Kibana cookie max length

blackluck · June 26, 2020, 12:47pm

Hello!

I hope you could help us, we using kibana multitenant access with searchguard+ldap auth, and found a rare issue with tenant selection.
Some users can’t change tenant, however kibana says it’s selected but they need to logout and login again to actually seeing that tenant.
Our guess is could be a problem if a user have lot of groups in ldap, so searchguard try to put them in user cookie (not sure, maybe searchguard_storage cookie?), but if the cookie size is too big the browser can’t handle that?

Is that already handled in searchguard if cookie size greater than 4096 byte (mostly that is the limit as far as I know), maybe splitting data into multiple cookies or something else?

Also how can I be sure, that this is the root cause, is there a method to test is, or something in the logs to check?

We got this tenant change problem after upgrade to elastic/kibana version 7.7.1 and searchguard 42.0.0 but could be irrelevant to upgrades, because few user affected only, maybe they just noiticed this now.

Thank you very much!

blackluck · June 29, 2020, 6:52am

I can confirm, the problem is the number of groups searchguard collects for a user. Changed ldap authz rolesearch to collect only kibana related groups for the user (there are others too for most users) and only with that modification it works if user has no more than 35-40 kibana groups (tenants). That user with same kibana groups but without filtering to get only kibana groups won’t works, because with the extra groups can’t fit in the cookie size. Of course number of working groups depend on group name lengths.

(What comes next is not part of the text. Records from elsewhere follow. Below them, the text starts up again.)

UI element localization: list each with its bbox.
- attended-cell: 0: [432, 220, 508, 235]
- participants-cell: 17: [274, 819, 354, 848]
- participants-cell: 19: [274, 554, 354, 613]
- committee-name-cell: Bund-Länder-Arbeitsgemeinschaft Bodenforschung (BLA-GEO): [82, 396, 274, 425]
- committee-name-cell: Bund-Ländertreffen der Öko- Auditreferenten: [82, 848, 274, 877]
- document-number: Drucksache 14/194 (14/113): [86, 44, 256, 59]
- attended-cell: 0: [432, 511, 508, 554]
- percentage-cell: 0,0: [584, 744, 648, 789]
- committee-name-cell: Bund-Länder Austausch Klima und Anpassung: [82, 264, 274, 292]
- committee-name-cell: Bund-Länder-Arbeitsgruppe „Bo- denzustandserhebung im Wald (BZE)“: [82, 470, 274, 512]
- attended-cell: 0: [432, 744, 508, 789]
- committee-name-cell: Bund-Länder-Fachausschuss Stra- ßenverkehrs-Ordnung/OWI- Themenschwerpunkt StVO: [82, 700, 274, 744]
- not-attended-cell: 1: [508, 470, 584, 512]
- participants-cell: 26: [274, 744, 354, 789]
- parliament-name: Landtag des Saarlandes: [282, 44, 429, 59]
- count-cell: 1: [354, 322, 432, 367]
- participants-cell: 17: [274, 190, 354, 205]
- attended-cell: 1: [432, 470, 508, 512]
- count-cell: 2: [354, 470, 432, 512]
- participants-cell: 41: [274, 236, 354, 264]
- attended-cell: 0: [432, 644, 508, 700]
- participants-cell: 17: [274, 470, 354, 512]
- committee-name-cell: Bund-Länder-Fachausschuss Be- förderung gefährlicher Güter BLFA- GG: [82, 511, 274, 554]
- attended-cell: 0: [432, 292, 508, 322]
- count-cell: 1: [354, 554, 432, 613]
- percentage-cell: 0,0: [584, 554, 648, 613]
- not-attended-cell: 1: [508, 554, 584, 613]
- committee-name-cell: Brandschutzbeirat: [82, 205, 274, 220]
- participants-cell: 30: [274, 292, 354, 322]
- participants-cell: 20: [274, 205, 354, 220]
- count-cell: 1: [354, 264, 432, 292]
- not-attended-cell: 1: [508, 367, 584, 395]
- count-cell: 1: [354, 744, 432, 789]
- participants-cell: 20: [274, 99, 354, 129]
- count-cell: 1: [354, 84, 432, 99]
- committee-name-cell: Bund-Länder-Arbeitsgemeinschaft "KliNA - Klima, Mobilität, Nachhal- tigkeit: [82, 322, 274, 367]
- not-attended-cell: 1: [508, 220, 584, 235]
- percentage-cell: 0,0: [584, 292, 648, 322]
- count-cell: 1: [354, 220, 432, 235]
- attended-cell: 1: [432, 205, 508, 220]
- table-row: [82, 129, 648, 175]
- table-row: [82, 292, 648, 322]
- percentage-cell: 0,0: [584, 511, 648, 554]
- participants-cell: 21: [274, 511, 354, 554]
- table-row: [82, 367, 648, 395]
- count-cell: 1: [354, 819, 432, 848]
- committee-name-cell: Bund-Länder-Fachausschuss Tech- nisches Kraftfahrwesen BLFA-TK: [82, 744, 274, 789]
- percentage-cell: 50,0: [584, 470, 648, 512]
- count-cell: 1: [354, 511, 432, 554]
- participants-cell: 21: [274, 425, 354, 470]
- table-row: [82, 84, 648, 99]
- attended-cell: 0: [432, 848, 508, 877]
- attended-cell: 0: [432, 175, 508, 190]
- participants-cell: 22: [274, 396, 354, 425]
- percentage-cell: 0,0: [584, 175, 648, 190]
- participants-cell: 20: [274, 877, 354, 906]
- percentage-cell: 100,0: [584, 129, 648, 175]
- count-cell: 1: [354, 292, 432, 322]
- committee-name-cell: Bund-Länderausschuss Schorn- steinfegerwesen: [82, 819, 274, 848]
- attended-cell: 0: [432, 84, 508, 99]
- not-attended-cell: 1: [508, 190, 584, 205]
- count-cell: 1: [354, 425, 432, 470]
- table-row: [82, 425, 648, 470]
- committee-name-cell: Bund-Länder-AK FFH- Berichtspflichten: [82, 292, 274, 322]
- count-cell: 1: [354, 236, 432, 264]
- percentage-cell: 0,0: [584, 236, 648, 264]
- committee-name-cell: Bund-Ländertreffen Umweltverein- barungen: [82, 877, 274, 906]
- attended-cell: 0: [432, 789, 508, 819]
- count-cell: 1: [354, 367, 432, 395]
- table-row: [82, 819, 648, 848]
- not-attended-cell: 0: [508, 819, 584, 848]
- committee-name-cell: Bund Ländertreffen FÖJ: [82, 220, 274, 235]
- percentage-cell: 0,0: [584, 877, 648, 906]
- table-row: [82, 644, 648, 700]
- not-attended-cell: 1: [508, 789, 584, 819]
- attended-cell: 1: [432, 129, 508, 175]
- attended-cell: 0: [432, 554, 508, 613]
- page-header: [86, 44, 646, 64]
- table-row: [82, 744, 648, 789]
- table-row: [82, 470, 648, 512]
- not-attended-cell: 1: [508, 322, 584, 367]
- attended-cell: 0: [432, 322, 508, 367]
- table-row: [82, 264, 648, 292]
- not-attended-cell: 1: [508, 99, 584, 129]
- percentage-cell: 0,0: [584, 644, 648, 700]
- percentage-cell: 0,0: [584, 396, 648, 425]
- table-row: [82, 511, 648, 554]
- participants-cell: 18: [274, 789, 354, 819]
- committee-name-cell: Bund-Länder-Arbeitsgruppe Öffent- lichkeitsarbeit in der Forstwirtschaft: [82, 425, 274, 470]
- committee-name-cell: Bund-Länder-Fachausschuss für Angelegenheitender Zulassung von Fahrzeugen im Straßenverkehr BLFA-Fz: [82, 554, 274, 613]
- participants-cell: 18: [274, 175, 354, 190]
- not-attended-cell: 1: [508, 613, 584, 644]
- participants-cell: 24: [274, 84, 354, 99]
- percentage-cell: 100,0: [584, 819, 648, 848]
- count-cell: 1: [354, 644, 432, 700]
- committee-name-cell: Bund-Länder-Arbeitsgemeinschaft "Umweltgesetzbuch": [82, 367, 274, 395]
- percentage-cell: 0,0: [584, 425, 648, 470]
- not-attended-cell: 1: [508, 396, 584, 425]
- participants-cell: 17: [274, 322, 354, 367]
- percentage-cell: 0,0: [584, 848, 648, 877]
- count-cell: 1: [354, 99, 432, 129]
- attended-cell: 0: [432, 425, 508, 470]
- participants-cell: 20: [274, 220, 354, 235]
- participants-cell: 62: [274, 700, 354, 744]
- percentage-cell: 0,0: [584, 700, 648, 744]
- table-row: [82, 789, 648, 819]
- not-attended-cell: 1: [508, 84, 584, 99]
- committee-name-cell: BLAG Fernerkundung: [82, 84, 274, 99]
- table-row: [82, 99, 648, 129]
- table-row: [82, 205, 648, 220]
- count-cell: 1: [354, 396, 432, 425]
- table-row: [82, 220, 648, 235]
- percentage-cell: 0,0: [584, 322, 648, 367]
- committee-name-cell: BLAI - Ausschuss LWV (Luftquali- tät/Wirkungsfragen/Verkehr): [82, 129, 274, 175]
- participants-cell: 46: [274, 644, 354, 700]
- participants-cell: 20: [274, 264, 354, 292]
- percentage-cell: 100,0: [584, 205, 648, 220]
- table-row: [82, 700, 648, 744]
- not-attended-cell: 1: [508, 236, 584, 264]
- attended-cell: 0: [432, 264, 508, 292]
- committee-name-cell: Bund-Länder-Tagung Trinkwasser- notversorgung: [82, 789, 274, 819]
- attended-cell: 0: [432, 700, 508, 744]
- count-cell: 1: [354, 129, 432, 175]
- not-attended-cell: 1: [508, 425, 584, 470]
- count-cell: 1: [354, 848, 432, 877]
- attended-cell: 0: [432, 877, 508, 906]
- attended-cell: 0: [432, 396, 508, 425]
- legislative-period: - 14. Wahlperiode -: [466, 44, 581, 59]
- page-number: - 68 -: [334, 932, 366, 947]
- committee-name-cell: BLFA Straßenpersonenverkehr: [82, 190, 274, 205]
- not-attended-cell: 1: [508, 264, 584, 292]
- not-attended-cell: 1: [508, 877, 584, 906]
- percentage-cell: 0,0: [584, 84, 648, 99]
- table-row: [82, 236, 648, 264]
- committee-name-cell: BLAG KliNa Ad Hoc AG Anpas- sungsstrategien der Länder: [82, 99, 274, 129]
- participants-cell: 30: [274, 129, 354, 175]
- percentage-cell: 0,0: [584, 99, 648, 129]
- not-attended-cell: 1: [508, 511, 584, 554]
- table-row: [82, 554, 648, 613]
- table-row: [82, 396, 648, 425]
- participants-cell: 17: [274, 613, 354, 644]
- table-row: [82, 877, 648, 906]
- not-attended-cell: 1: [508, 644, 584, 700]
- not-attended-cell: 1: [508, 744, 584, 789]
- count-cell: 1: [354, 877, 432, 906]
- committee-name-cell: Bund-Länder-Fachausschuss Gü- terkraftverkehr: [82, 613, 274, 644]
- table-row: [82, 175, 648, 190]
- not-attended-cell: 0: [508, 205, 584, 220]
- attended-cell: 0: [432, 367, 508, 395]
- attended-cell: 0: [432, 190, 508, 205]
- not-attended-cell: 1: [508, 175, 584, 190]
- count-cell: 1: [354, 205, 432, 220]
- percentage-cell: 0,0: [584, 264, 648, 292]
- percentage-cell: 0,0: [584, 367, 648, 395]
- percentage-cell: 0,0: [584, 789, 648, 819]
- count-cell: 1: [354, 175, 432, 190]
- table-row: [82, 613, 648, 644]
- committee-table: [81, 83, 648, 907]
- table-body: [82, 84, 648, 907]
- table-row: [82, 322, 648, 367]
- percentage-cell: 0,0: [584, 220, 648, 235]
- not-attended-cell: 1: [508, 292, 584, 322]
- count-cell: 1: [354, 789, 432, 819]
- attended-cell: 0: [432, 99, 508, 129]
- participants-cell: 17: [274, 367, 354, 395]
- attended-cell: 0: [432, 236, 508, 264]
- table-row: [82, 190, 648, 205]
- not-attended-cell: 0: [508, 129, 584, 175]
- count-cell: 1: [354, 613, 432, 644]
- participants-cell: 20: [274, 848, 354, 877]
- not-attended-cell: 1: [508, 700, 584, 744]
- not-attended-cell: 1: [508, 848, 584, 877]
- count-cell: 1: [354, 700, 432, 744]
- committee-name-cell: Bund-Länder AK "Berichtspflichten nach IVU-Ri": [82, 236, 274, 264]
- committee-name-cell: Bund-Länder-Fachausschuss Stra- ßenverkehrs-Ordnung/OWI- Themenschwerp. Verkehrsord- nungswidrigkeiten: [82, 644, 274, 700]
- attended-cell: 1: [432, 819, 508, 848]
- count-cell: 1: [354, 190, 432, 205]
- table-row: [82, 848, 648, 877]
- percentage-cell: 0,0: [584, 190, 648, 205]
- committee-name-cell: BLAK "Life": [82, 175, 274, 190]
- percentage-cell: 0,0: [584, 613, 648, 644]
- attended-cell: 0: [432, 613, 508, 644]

Please coosider what will be the correct way to handle this limitations. I’m no expert with cookies and not sure why cookie store all groups instead of selected ones only, but maybe split into separate cookies if it’s size too big?

Thanks!

srgbnd · June 29, 2020, 5:14pm

SG can’t split the cookie.

What is the max number of tenants per user do you have?
You have one tenant per ldap group, haven’t you?
What is the use case for multitenancy in your setup? Do you need it? I mean SG LDAP authentication and authorization depends on the fetched LDAP groups that you map to users. And you can do this without multitenancy.

blackluck · June 30, 2020, 7:47am

Currently max number of tenant for one user is 43.
We have 2 groups per tenant, one for read only the other is read-write, users have one of it and not both, so the user who have 43 tenant also is in 43 group.

We have around 150 tenants and 300+ users, lot of them have access to multiple tenants because we storing logs in elastic from multiple sources and log owners have rw role they know how to filter and show their logs for the best and others who have ro access can read it.
To debug a complex problem that affect multiple applications with multiple log sources they need access to multiple tenants (with read-only or read-write rights).

srgbnd · June 30, 2020, 10:24am

Ok, I see. We have 2 problems here:

The cookie size.
The cookie cache. That’s why your users have to logout and login again to see the tenant.

We need to investigate. I’ll create a bug for this.